Rall was the son of Udo and Doris Rall and grew up in California. He received his B.S. in physics from Yale in 1942. He began graduate study in the new field of biophysics in Chicago, worked on the Manhattan Project during World War II, and completed his graduate studies in New Zealand with Archibald McIntyre during the time the department chair John Eccles was pioneering the first intracellular recordings from motor neurons. Returning to the U.S., in 1957 he joined the Mathematical Research Branch at the National Institutes of Health where he spent his career, retiring in 1994.
Stimulated by his studies in New Zealand, Rall founded two fields that have played central roles in the rise of modern neuroscience. His focus on how dendrites dominate the integrative properties of neurons made him the founder of the “Theoretical Foundation of Dendritic Function”, the title of a volume containing his key articles on his retirement (https://mitpress.mit.edu/books/theoretical-foundation-dendritic-function). The other field was computational neuroscience, whose founding document was his article written in 1962 (published in 1964) in the proceedings of a meeting held at Ojai, California, on new methods of theoretical brain science. In this article he laid out the compartmental method, in which segments of neuronal axons and dendrites were represented by equivalent circuits that could simulate passive, synaptic, or active properties in any arbitrary manner to test experimental results or predict new properties.
Pioneered first on spinal motor neuron dendrites, the Rall compartmental method was applied to brain neurons in the olfactory bulb, then extended by others in the 1970s to the cerebellar Purkinje cell, spinal cord interneurons, and hippocampal and neocortical pyramidal neurons. This method was then extended to study the spread out and into active dendrites and dendritic spines. With the transition in the 1980s to desktop computers and software packages such as NEURON and GENESIS, the Rall approach has become the standard for modeling neurons and neuronal circuits in realistic neuronal representations that bind theory with experiment. Around it has arisen other neuron modeling software (e.g. Matlab-based), digitization of neuronal morphology (Neurolucida), and analysis tools (e.g. exponent peeling).
Of particular interest for neuroinformatics, Rall models have been a primary stimulus to the construction of neuroinformatics databases for integrating multidisciplinary data into realistic representations of neurons and neuronal circuits.

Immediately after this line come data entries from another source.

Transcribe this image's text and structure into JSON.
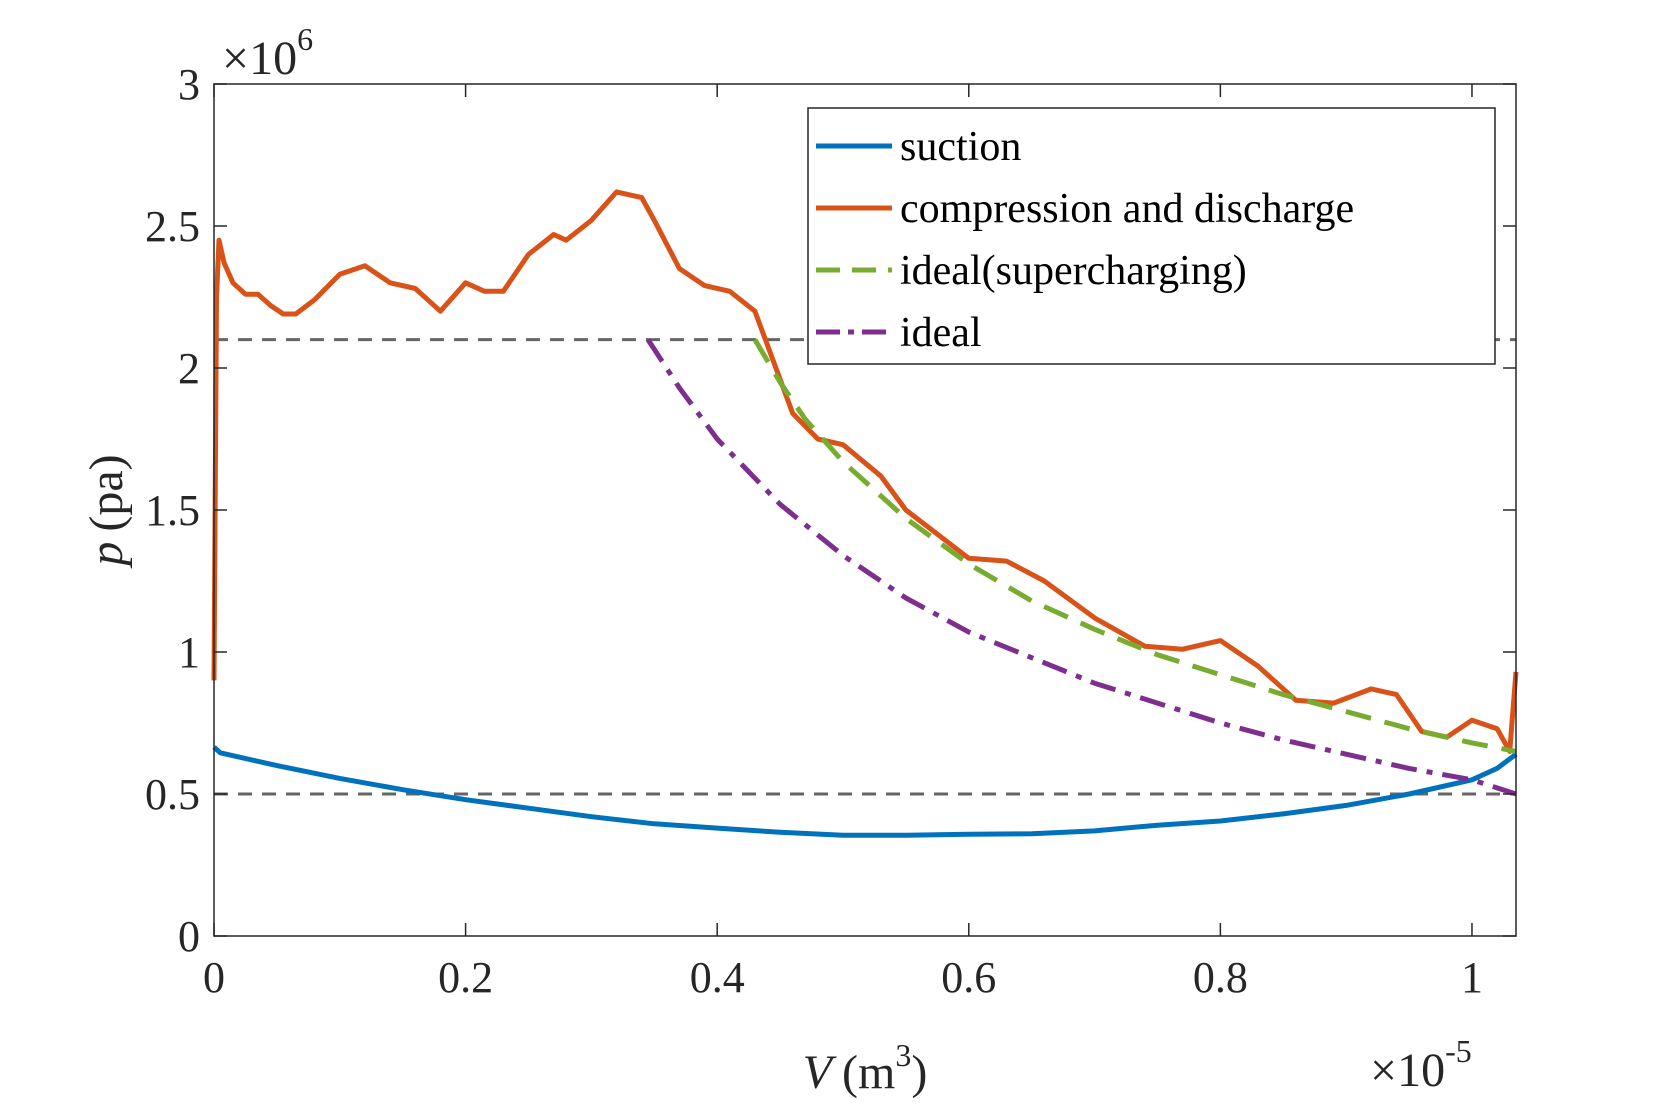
{
  "chart_data": {
    "type": "line",
    "title": "",
    "xlabel_var": "V",
    "xlabel_unit": "(m",
    "xlabel_unit_exp": "3",
    "xlabel_close": ")",
    "ylabel_var": "p",
    "ylabel_unit": "(pa)",
    "x_multiplier_base": "×10",
    "x_multiplier_exp": "-5",
    "y_multiplier_base": "×10",
    "y_multiplier_exp": "6",
    "xlim": [
      0,
      1.035
    ],
    "ylim": [
      0,
      3
    ],
    "xticks": [
      0,
      0.2,
      0.4,
      0.6,
      0.8,
      1
    ],
    "xtick_labels": [
      "0",
      "0.2",
      "0.4",
      "0.6",
      "0.8",
      "1"
    ],
    "yticks": [
      0,
      0.5,
      1,
      1.5,
      2,
      2.5,
      3
    ],
    "ytick_labels": [
      "0",
      "0.5",
      "1",
      "1.5",
      "2",
      "2.5",
      "3"
    ],
    "legend_position": "top-right",
    "reference_lines": [
      {
        "y": 2.1,
        "color": "#666666",
        "style": "dashed"
      },
      {
        "y": 0.5,
        "color": "#666666",
        "style": "dashed"
      }
    ],
    "series": [
      {
        "name": "suction",
        "color": "#0072BD",
        "style": "solid",
        "x": [
          0,
          0.005,
          0.05,
          0.1,
          0.15,
          0.2,
          0.25,
          0.3,
          0.35,
          0.4,
          0.45,
          0.5,
          0.55,
          0.6,
          0.65,
          0.7,
          0.75,
          0.8,
          0.85,
          0.9,
          0.95,
          1.0,
          1.02,
          1.035
        ],
        "y": [
          0.665,
          0.645,
          0.6,
          0.555,
          0.515,
          0.48,
          0.45,
          0.42,
          0.395,
          0.38,
          0.365,
          0.355,
          0.355,
          0.358,
          0.36,
          0.37,
          0.39,
          0.405,
          0.43,
          0.46,
          0.5,
          0.55,
          0.59,
          0.64
        ]
      },
      {
        "name": "compression and discharge",
        "color": "#D95319",
        "style": "solid",
        "x": [
          0,
          0.002,
          0.004,
          0.008,
          0.015,
          0.025,
          0.035,
          0.045,
          0.055,
          0.065,
          0.08,
          0.1,
          0.12,
          0.14,
          0.16,
          0.18,
          0.2,
          0.215,
          0.23,
          0.25,
          0.27,
          0.28,
          0.3,
          0.32,
          0.34,
          0.35,
          0.37,
          0.39,
          0.41,
          0.43,
          0.44,
          0.46,
          0.48,
          0.5,
          0.53,
          0.55,
          0.6,
          0.63,
          0.66,
          0.7,
          0.74,
          0.77,
          0.8,
          0.83,
          0.86,
          0.89,
          0.92,
          0.94,
          0.96,
          0.98,
          1.0,
          1.02,
          1.03,
          1.035
        ],
        "y": [
          0.9,
          2.25,
          2.45,
          2.37,
          2.3,
          2.26,
          2.26,
          2.22,
          2.19,
          2.19,
          2.24,
          2.33,
          2.36,
          2.3,
          2.28,
          2.2,
          2.3,
          2.27,
          2.27,
          2.4,
          2.47,
          2.45,
          2.52,
          2.62,
          2.6,
          2.52,
          2.35,
          2.29,
          2.27,
          2.2,
          2.08,
          1.84,
          1.75,
          1.73,
          1.62,
          1.5,
          1.33,
          1.32,
          1.25,
          1.12,
          1.02,
          1.01,
          1.04,
          0.95,
          0.83,
          0.82,
          0.87,
          0.85,
          0.72,
          0.7,
          0.76,
          0.73,
          0.65,
          0.93
        ]
      },
      {
        "name": "ideal(supercharging)",
        "color": "#77AC30",
        "style": "dashed",
        "x": [
          0.43,
          0.45,
          0.47,
          0.5,
          0.55,
          0.6,
          0.65,
          0.7,
          0.75,
          0.8,
          0.85,
          0.9,
          0.95,
          1.0,
          1.035
        ],
        "y": [
          2.1,
          1.95,
          1.82,
          1.67,
          1.47,
          1.31,
          1.18,
          1.08,
          0.99,
          0.92,
          0.85,
          0.79,
          0.73,
          0.68,
          0.65
        ]
      },
      {
        "name": "ideal",
        "color": "#7E2F8E",
        "style": "dashdot",
        "x": [
          0.345,
          0.37,
          0.4,
          0.45,
          0.5,
          0.55,
          0.6,
          0.65,
          0.7,
          0.75,
          0.8,
          0.85,
          0.9,
          0.95,
          1.0,
          1.035
        ],
        "y": [
          2.1,
          1.93,
          1.75,
          1.52,
          1.34,
          1.19,
          1.07,
          0.98,
          0.89,
          0.82,
          0.75,
          0.69,
          0.64,
          0.59,
          0.55,
          0.5
        ]
      }
    ]
  }
}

For example, NeuroMorpho.Org is a repository for the morphology of single neurons, which now includes over 86,000 examples. Neuroelectro.org archives the electrophysiological studies of over 70 neuron types for incorporation into Rall models. ModelDB archives over 1300 published computational models using Rall’s compartmental modeling approach, providing the files for running the models or adapting them for new uses.
Rall initially had to overcome considerable resistance to his approach from anatomists who believed that neuronal morphology was too complicated to be modeled, and electrophysiologists who opposed the idea of widespread flow of current into and from dendritic branches. However, with the rise of computational neuroscience that he helped to found, Rall was repeatedly vindicated. He was a founding member of the Society for Neuroscience. In addition to being a member of the American Academy of Arts and Sciences, he was the first awardee of the Swartz Prize for Theoretical and Computational Neuroscience, and received multiple nominations for the Nobel Prize. In addition to the significance of his work, Rall was a remarkably modest and genuine person, much beloved by all who worked with him or knew him.